With an argument already resolved and a readership in total sympathy for the persona, the final stanza opens instructing readers to “…thus invoke us…” (an instruction emphasised by assonance or in-rhyme). It is confirmed that the lovers are canonized martyrs, worthy of devotion. Ironically, this devotion would come from conventional religious, the very society that martyred the lovers in the poem’s beginning. The fifth stanza relies heavily on the Neoplatonic understanding that quintessence of the world can be found wholly within the two lovers. They are “…one anothers hermitage…” a message ironic within the poem’s historical context of world exploration and deeper understanding of the heavens (with Galileo giving credibility to Copernican theories of the solar system). This philosophical understanding is then applied to the intermingling of sexual and spiritual love:
You, to whom love was peace (religious, conventional), that now is rage (passionate, sexual);
This quintessential love is further explored with the scientific conceit, comparing lovemaking to the experiment in alchemy, extracting essences in “…glasses…”. Again, the practical scientific analogy combined with the metaphysical theme of love, acts as a persuasive tool in the ensuring of reader sympathy. The final statement in the poem:
…Beg from above
A patterne of your love!
though an unsatisfying rhyming couplet (as in its use in Shakespeare’s Sonnets, it fails to summarise the thematic journey of the poem), does reveal the ultimate transformation of love. Love is not to be ridiculed, as in the poem’s opening; it is now a religion, martyrdom, a canonisation, and a grace to be evoked from above.

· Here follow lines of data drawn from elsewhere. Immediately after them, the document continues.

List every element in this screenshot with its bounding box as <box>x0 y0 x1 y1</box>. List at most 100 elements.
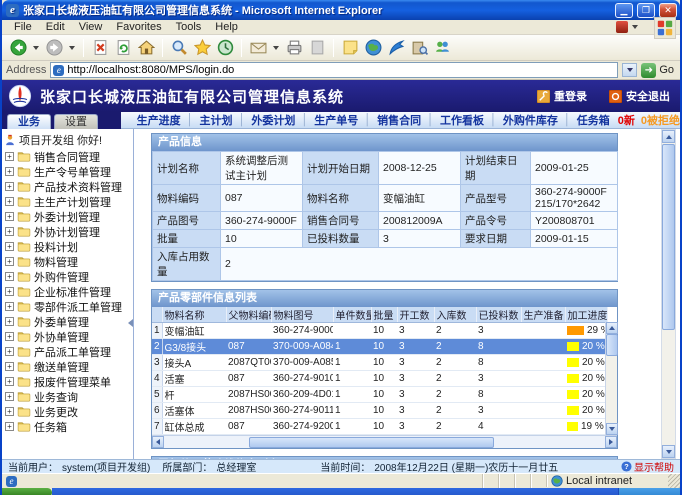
safe-exit-button[interactable]: 安全退出 <box>609 88 670 104</box>
scroll-down-icon[interactable] <box>606 423 618 435</box>
address-input[interactable]: e http://localhost:8080/MPS/login.do <box>50 62 618 78</box>
sidebar-item[interactable]: +外委单管理 <box>2 314 133 329</box>
expand-icon[interactable]: + <box>5 377 14 386</box>
sidebar-item[interactable]: +物料管理 <box>2 254 133 269</box>
main-vertical-scrollbar[interactable] <box>661 129 676 459</box>
back-icon[interactable] <box>8 38 28 58</box>
sidebar-item[interactable]: +业务更改 <box>2 404 133 419</box>
tab-settings[interactable]: 设置 <box>54 114 98 129</box>
sidebar-item[interactable]: +零部件派工单管理 <box>2 299 133 314</box>
parts-row[interactable]: 2G3/8接头087370-009-A084011032820 % <box>152 339 607 355</box>
sidebar-collapse-icon[interactable] <box>128 319 133 327</box>
expand-icon[interactable]: + <box>5 407 14 416</box>
scroll-left-icon[interactable] <box>152 436 164 448</box>
tab-business[interactable]: 业务 <box>7 114 51 129</box>
resize-grip[interactable] <box>668 474 680 489</box>
expand-icon[interactable]: + <box>5 287 14 296</box>
sidebar-item[interactable]: +销售合同管理 <box>2 149 133 164</box>
expand-icon[interactable]: + <box>5 272 14 281</box>
nav-item-2[interactable]: 外委计划 <box>251 112 295 128</box>
sidebar-item[interactable]: +任务箱 <box>2 419 133 434</box>
menu-item-help[interactable]: Help <box>209 21 244 33</box>
sidebar-item[interactable]: +主生产计划管理 <box>2 194 133 209</box>
parts-row[interactable]: 4活塞087360-274-9010F11032320 % <box>152 371 607 387</box>
nav-item-3[interactable]: 生产单号 <box>314 112 358 128</box>
pdf-toolbar-button[interactable] <box>616 21 640 33</box>
mail-icon[interactable] <box>248 38 268 58</box>
sidebar-item[interactable]: +业务查询 <box>2 389 133 404</box>
search-icon[interactable] <box>169 38 189 58</box>
nav-item-1[interactable]: 主计划 <box>200 112 233 128</box>
scroll-right-icon[interactable] <box>605 436 617 448</box>
menu-item-tools[interactable]: Tools <box>170 21 208 33</box>
edit-icon[interactable] <box>307 38 327 58</box>
nav-item-6[interactable]: 外购件库存 <box>503 112 558 128</box>
parts-row[interactable]: 6活塞体2087HS002360-274-9011W11032320 % <box>152 403 607 419</box>
nav-badge-new[interactable]: 0新 <box>618 112 635 128</box>
maximize-icon[interactable]: ❐ <box>637 3 655 18</box>
globe-icon[interactable] <box>363 38 383 58</box>
sidebar-item[interactable]: +外购件管理 <box>2 269 133 284</box>
research-icon[interactable] <box>409 38 429 58</box>
home-icon[interactable] <box>136 38 156 58</box>
print-icon[interactable] <box>284 38 304 58</box>
expand-icon[interactable]: + <box>5 242 14 251</box>
parts-row[interactable]: 7缸体总成087360-274-9200F11032419 % <box>152 419 607 435</box>
menu-item-edit[interactable]: Edit <box>40 21 71 33</box>
refresh-icon[interactable] <box>113 38 133 58</box>
forward-icon[interactable] <box>44 38 64 58</box>
mail-dropdown-caret[interactable] <box>273 46 279 50</box>
expand-icon[interactable]: + <box>5 257 14 266</box>
hscroll-thumb[interactable] <box>249 437 494 448</box>
sidebar-item[interactable]: +产品派工单管理 <box>2 344 133 359</box>
expand-icon[interactable]: + <box>5 422 14 431</box>
history-icon[interactable] <box>215 38 235 58</box>
favorites-icon[interactable] <box>192 38 212 58</box>
messenger-icon[interactable] <box>432 38 452 58</box>
stop-icon[interactable] <box>90 38 110 58</box>
sidebar-item[interactable]: +缴送单管理 <box>2 359 133 374</box>
sidebar-item[interactable]: +投料计划 <box>2 239 133 254</box>
scroll-up-icon[interactable] <box>606 322 618 334</box>
scroll-thumb[interactable] <box>606 334 618 356</box>
expand-icon[interactable]: + <box>5 197 14 206</box>
expand-icon[interactable]: + <box>5 362 14 371</box>
expand-icon[interactable]: + <box>5 212 14 221</box>
forward-dropdown-caret[interactable] <box>69 46 75 50</box>
expand-icon[interactable]: + <box>5 182 14 191</box>
main-scroll-down-icon[interactable] <box>662 445 675 458</box>
nav-item-5[interactable]: 工作看板 <box>440 112 484 128</box>
expand-icon[interactable]: + <box>5 332 14 341</box>
go-button[interactable]: ➜ Go <box>641 63 676 78</box>
sidebar-item[interactable]: +报废件管理菜单 <box>2 374 133 389</box>
nav-item-7[interactable]: 任务箱 <box>577 112 610 128</box>
back-dropdown-caret[interactable] <box>33 46 39 50</box>
main-scroll-thumb[interactable] <box>662 144 675 330</box>
parts-vertical-scrollbar[interactable] <box>605 322 617 435</box>
menu-item-favorites[interactable]: Favorites <box>110 21 167 33</box>
nav-badge-rejected[interactable]: 0被拒绝 <box>641 112 680 128</box>
start-button[interactable] <box>2 488 52 495</box>
relogin-button[interactable]: 重登录 <box>537 88 587 104</box>
notes-icon[interactable] <box>340 38 360 58</box>
sidebar-item[interactable]: +产品技术资料管理 <box>2 179 133 194</box>
expand-icon[interactable]: + <box>5 347 14 356</box>
minimize-icon[interactable]: ▁ <box>615 3 633 18</box>
show-help-link[interactable]: ? 显示帮助 <box>621 459 674 474</box>
parts-row[interactable]: 5杆2087HS002360-209-4D01011032820 % <box>152 387 607 403</box>
sidebar-item[interactable]: +外协单管理 <box>2 329 133 344</box>
parts-row[interactable]: 1变幅油缸360-274-9000F1032329 % <box>152 323 607 339</box>
address-dropdown[interactable] <box>622 63 637 77</box>
expand-icon[interactable]: + <box>5 167 14 176</box>
close-icon[interactable]: ✕ <box>659 3 677 18</box>
sidebar-item[interactable]: +外协计划管理 <box>2 224 133 239</box>
sidebar-item[interactable]: +外委计划管理 <box>2 209 133 224</box>
expand-icon[interactable]: + <box>5 227 14 236</box>
sidebar-item[interactable]: +生产令号单管理 <box>2 164 133 179</box>
sidebar-item[interactable]: +企业标准件管理 <box>2 284 133 299</box>
expand-icon[interactable]: + <box>5 392 14 401</box>
main-scroll-up-icon[interactable] <box>662 130 675 143</box>
expand-icon[interactable]: + <box>5 302 14 311</box>
expand-icon[interactable]: + <box>5 317 14 326</box>
parts-horizontal-scrollbar[interactable] <box>152 435 617 448</box>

“The Canonization” by John Donne is a complex piece of rhetoric, which uses persuasive and poetic techniques to manipulate readers through different understandings of the place of love within society. Beginning with the condemnation of over love by society, the persona establishes an argument by which means love challenges conventional religion, before taking its place as religion, martyrdom, canonisation and grace. Different techniques are used to effect this transformation, including the metaphysical conceit, Irony, paradox, structure and sound devices. These are all performed within the metaphysical style, recognisable in its attempts at conversationalism, accessibility, refusal of convention, and witticisms. By creating this intricate forum of expression, John Donne has, to considerable extent, been able to link the enigmatic opposites of human sexuality and spirituality within the religion of love.